HELENA – Brian Morris looked over the Montana Supreme Court chambers and told the crowd gathered Wednesday that it was a “bittersweet” location to hold his swearing-in ceremony as the state’s newest federal judge.
Morris, 50, had been a Supreme Court justice for the last eight years, and before that, he was solicitor for the Montana Department of Justice. He said he wanted to hold the ceremony in the chambers so he could say goodbye to his colleagues and friends in the state court system.
“It’s a bittersweet time for me,” Morris told the packed crowd of lawyers, judges and politicians. “I see 13 years here.”

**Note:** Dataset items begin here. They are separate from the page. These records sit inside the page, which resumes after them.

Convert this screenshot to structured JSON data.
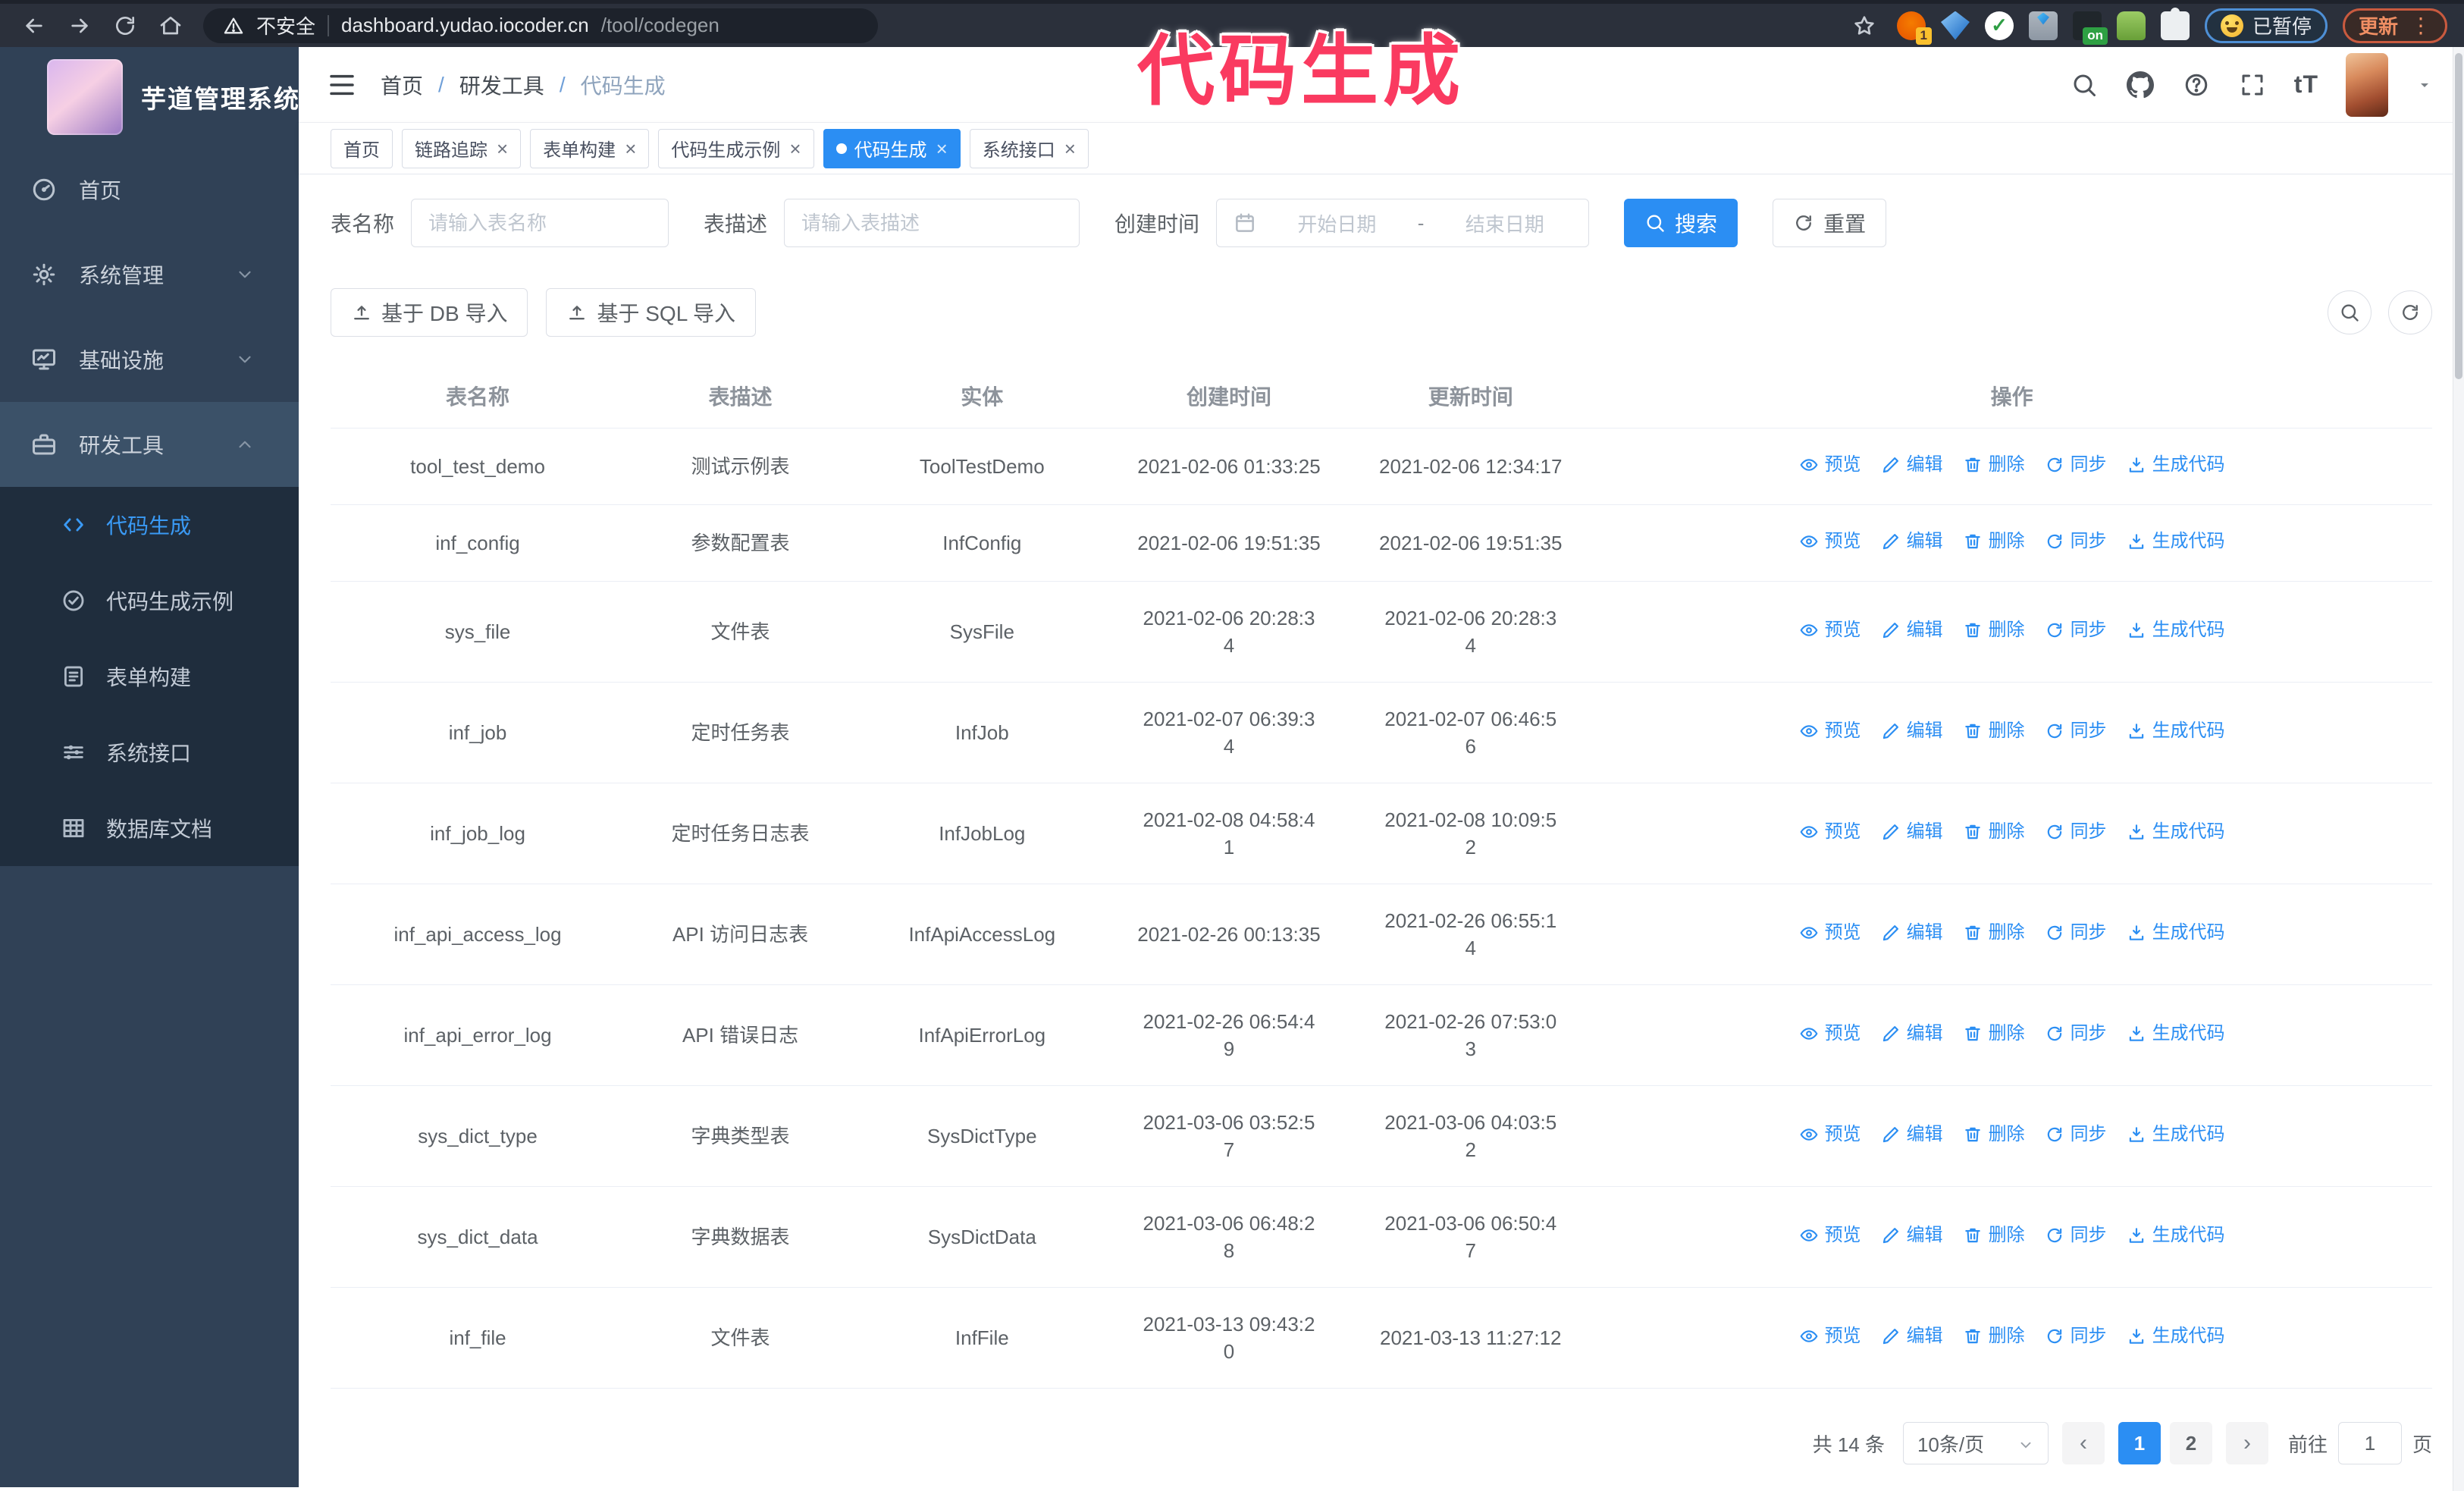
{
  "colors": {
    "accent": "#2b8ef3",
    "sidebar_bg": "#304156",
    "submenu_bg": "#1f2d3d",
    "annotation": "#fa3a60",
    "chrome_bg": "#2b303b"
  },
  "annotation": {
    "title": "代码生成"
  },
  "browser": {
    "security_label": "不安全",
    "url_host": "dashboard.yudao.iocoder.cn",
    "url_path": "/tool/codegen",
    "paused_label": "已暂停",
    "update_label": "更新",
    "extensions": [
      {
        "id": "ext-orange",
        "badge": "1"
      },
      {
        "id": "ext-gem",
        "badge": ""
      },
      {
        "id": "ext-green-check",
        "badge": ""
      },
      {
        "id": "ext-grid-gem",
        "badge": ""
      },
      {
        "id": "ext-dark-on",
        "badge": "on"
      },
      {
        "id": "ext-green-bot",
        "badge": ""
      },
      {
        "id": "ext-puzzle",
        "badge": ""
      }
    ]
  },
  "ui": {
    "close_glyph": "×",
    "kebab_glyph": "⋮",
    "prev_glyph": "‹",
    "next_glyph": "›",
    "font_size_glyph": "tT",
    "range_separator": "-"
  },
  "sidebar": {
    "app_title": "芋道管理系统",
    "items": [
      {
        "id": "home",
        "icon": "dashboard",
        "label": "首页",
        "expandable": false,
        "expanded": false,
        "highlight": false
      },
      {
        "id": "system",
        "icon": "gear",
        "label": "系统管理",
        "expandable": true,
        "expanded": false,
        "highlight": false
      },
      {
        "id": "infra",
        "icon": "monitor",
        "label": "基础设施",
        "expandable": true,
        "expanded": false,
        "highlight": false
      },
      {
        "id": "devtools",
        "icon": "toolbox",
        "label": "研发工具",
        "expandable": true,
        "expanded": true,
        "highlight": true
      }
    ],
    "submenu": [
      {
        "id": "codegen",
        "icon": "code",
        "label": "代码生成",
        "active": true
      },
      {
        "id": "codegen-example",
        "icon": "badge",
        "label": "代码生成示例",
        "active": false
      },
      {
        "id": "form-builder",
        "icon": "form",
        "label": "表单构建",
        "active": false
      },
      {
        "id": "system-api",
        "icon": "sliders",
        "label": "系统接口",
        "active": false
      },
      {
        "id": "db-doc",
        "icon": "grid",
        "label": "数据库文档",
        "active": false
      }
    ]
  },
  "navbar": {
    "breadcrumb": [
      "首页",
      "研发工具",
      "代码生成"
    ],
    "separator": "/"
  },
  "tags": [
    {
      "id": "home",
      "label": "首页",
      "closable": false,
      "active": false
    },
    {
      "id": "tracing",
      "label": "链路追踪",
      "closable": true,
      "active": false
    },
    {
      "id": "form-builder",
      "label": "表单构建",
      "closable": true,
      "active": false
    },
    {
      "id": "codegen-example",
      "label": "代码生成示例",
      "closable": true,
      "active": false
    },
    {
      "id": "codegen",
      "label": "代码生成",
      "closable": true,
      "active": true
    },
    {
      "id": "system-api",
      "label": "系统接口",
      "closable": true,
      "active": false
    }
  ],
  "search": {
    "name_label": "表名称",
    "name_placeholder": "请输入表名称",
    "desc_label": "表描述",
    "desc_placeholder": "请输入表描述",
    "time_label": "创建时间",
    "start_placeholder": "开始日期",
    "end_placeholder": "结束日期",
    "search_button": "搜索",
    "reset_button": "重置"
  },
  "toolbar": {
    "import_db_label": "基于 DB 导入",
    "import_sql_label": "基于 SQL 导入"
  },
  "table": {
    "columns": [
      "表名称",
      "表描述",
      "实体",
      "创建时间",
      "更新时间",
      "操作"
    ],
    "actions": [
      {
        "id": "preview",
        "icon": "eye",
        "label": "预览"
      },
      {
        "id": "edit",
        "icon": "edit",
        "label": "编辑"
      },
      {
        "id": "delete",
        "icon": "trash",
        "label": "删除"
      },
      {
        "id": "sync",
        "icon": "sync",
        "label": "同步"
      },
      {
        "id": "generate",
        "icon": "download",
        "label": "生成代码"
      }
    ],
    "rows": [
      {
        "name": "tool_test_demo",
        "desc": "测试示例表",
        "entity": "ToolTestDemo",
        "created": "2021-02-06 01:33:25",
        "updated": "2021-02-06 12:34:17"
      },
      {
        "name": "inf_config",
        "desc": "参数配置表",
        "entity": "InfConfig",
        "created": "2021-02-06 19:51:35",
        "updated": "2021-02-06 19:51:35"
      },
      {
        "name": "sys_file",
        "desc": "文件表",
        "entity": "SysFile",
        "created": "2021-02-06 20:28:3\n4",
        "updated": "2021-02-06 20:28:3\n4"
      },
      {
        "name": "inf_job",
        "desc": "定时任务表",
        "entity": "InfJob",
        "created": "2021-02-07 06:39:3\n4",
        "updated": "2021-02-07 06:46:5\n6"
      },
      {
        "name": "inf_job_log",
        "desc": "定时任务日志表",
        "entity": "InfJobLog",
        "created": "2021-02-08 04:58:4\n1",
        "updated": "2021-02-08 10:09:5\n2"
      },
      {
        "name": "inf_api_access_log",
        "desc": "API 访问日志表",
        "entity": "InfApiAccessLog",
        "created": "2021-02-26 00:13:35",
        "updated": "2021-02-26 06:55:1\n4"
      },
      {
        "name": "inf_api_error_log",
        "desc": "API 错误日志",
        "entity": "InfApiErrorLog",
        "created": "2021-02-26 06:54:4\n9",
        "updated": "2021-02-26 07:53:0\n3"
      },
      {
        "name": "sys_dict_type",
        "desc": "字典类型表",
        "entity": "SysDictType",
        "created": "2021-03-06 03:52:5\n7",
        "updated": "2021-03-06 04:03:5\n2"
      },
      {
        "name": "sys_dict_data",
        "desc": "字典数据表",
        "entity": "SysDictData",
        "created": "2021-03-06 06:48:2\n8",
        "updated": "2021-03-06 06:50:4\n7"
      },
      {
        "name": "inf_file",
        "desc": "文件表",
        "entity": "InfFile",
        "created": "2021-03-13 09:43:2\n0",
        "updated": "2021-03-13 11:27:12"
      }
    ]
  },
  "pagination": {
    "total": "共 14 条",
    "page_size": "10条/页",
    "pages": [
      "1",
      "2"
    ],
    "active_page": "1",
    "goto_label": "前往",
    "goto_value": "1",
    "goto_suffix": "页"
  }
}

Chief U.S. District Judge Dana Christiansen swore in Morris using a Bible belonging to U.S. District Judge Donald Molloy that has been signed by every federal judge since 2001.
Morris will replace U.S. District Judge Sam Haddon of Great Falls, who took senior status at the end of 2012.
The addition of Morris and state District Judge Susan Watters of Billings on Thursday will once more give Montana a full complement of active federal judges after the retirement of U.S. District Judge Richard Cebull earlier this year and Haddon’s semi-retirement.
Morris, 50, is a Butte native who grew up on the same block as U.S Magistrate Judge Jeremiah Lynch, who was in attendance Wednesday. He has been a Supreme Court justice since 2005 and he was re-elected in 2012 to an eight-year term.
Montana Supreme Court Chief Justice Mike McGrath said Morris has had a remarkable influence on the state’s judicial system in a very short time.
Morris worked in a private law practice in Bozeman from 1995 to 2000, and his resume includes stints abroad. From 2000 to 2001, he was a senior legal officer for the United Nations Compensation Commission in Switzerland, and from 1994 to 1995 he was a legal assistant with the Iran-United States Claims Tribunal in The Hague.
Morris earned his law degree in 1992 from Stanford University and was a clerk for former U.S. Supreme Court Chief Justice William Rehnquist.
Gov. Steve Bullock will select his replacement on the state court from nominees selected by the Judicial Nomination commission. The new judge will have to be confirmed by the Montana Senate in 2015, and the seat will be up for election in 2016.